Puisque le rythme (ou l’absence de rythme) du mois de mai, avec ses jours fériés et ses ponts, nous y incite, et puisque même les politiques et les électeurs nous invitent à nous mettre en marche (et donc à  ralentir la cadence ?), j’ai pris… le parti de m’interroger sur ce rapport frénétique à l’urgence et au temps que nous imposons à nous-mêmes et à nos collaborateurs.
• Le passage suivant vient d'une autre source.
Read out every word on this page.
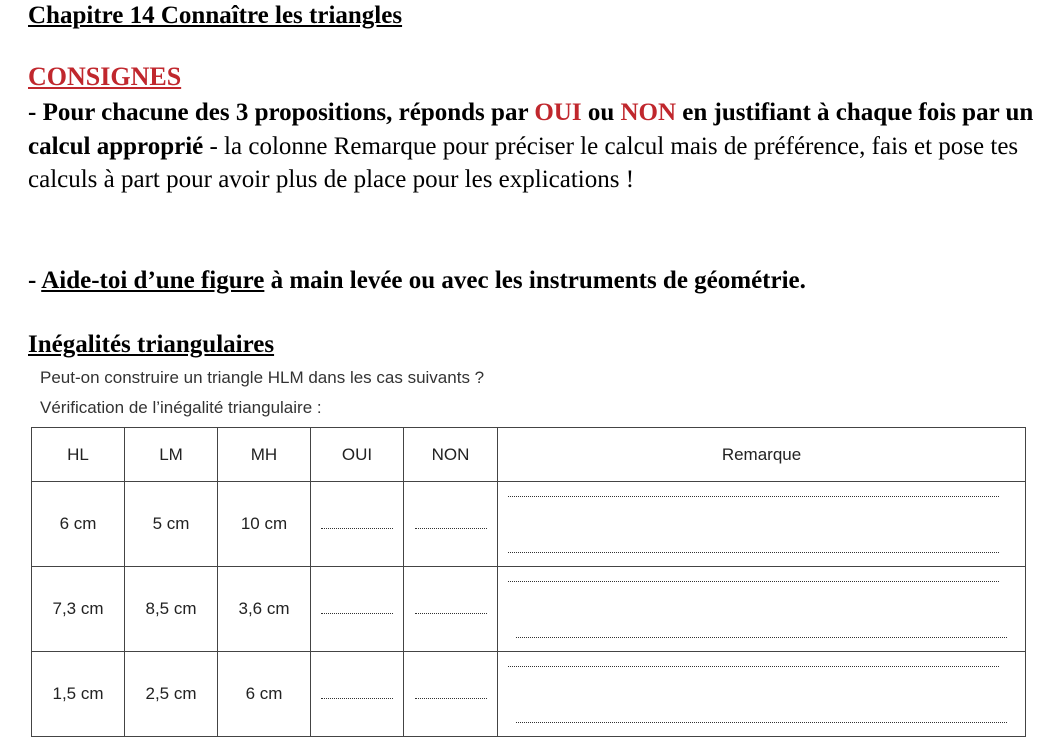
Chapitre 14 Connaître les triangles
CONSIGNES
- Pour chacune des 3 propositions, réponds par OUI ou NON en justifiant à chaque fois par un calcul approprié - la colonne Remarque pour préciser le calcul mais de préférence, fais et pose tes calculs à part pour avoir plus de place pour les explications !
- Aide-toi d’une figure à main levée ou avec les instruments de géométrie.
Inégalités triangulaires
Peut-on construire un triangle HLM dans les cas suivants ?
Vérification de l’inégalité triangulaire :
HL	LM	MH	OUI	NON	Remarque
6 cm	5 cm	10 cm			

7,3 cm	8,5 cm	3,6 cm			

1,5 cm	2,5 cm	6 cm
Ces sept dernières années, les marketeurs que nous sommes ont eu à intégrer le digital, si possible dans chaque canal, à montrer une maîtrise parfaite des réseaux sociaux, à faire comme si le big data se traitait en deux temps, trois mouvements, à inventer une stratégie d’ubérisation pour s’ouvrir de nouveaux marchés, ou pour s’auto-ubériser (si, si, pour couper l’herbe sous le pied des concurrents !), à réfléchir aux bienfaits de l’intelligence artificielle, et à monter des POC à tour de bras. Sans compter tout le reste, c’est à dire le marketing, s’occuper de l’offre et de la demande, et surtout des clients !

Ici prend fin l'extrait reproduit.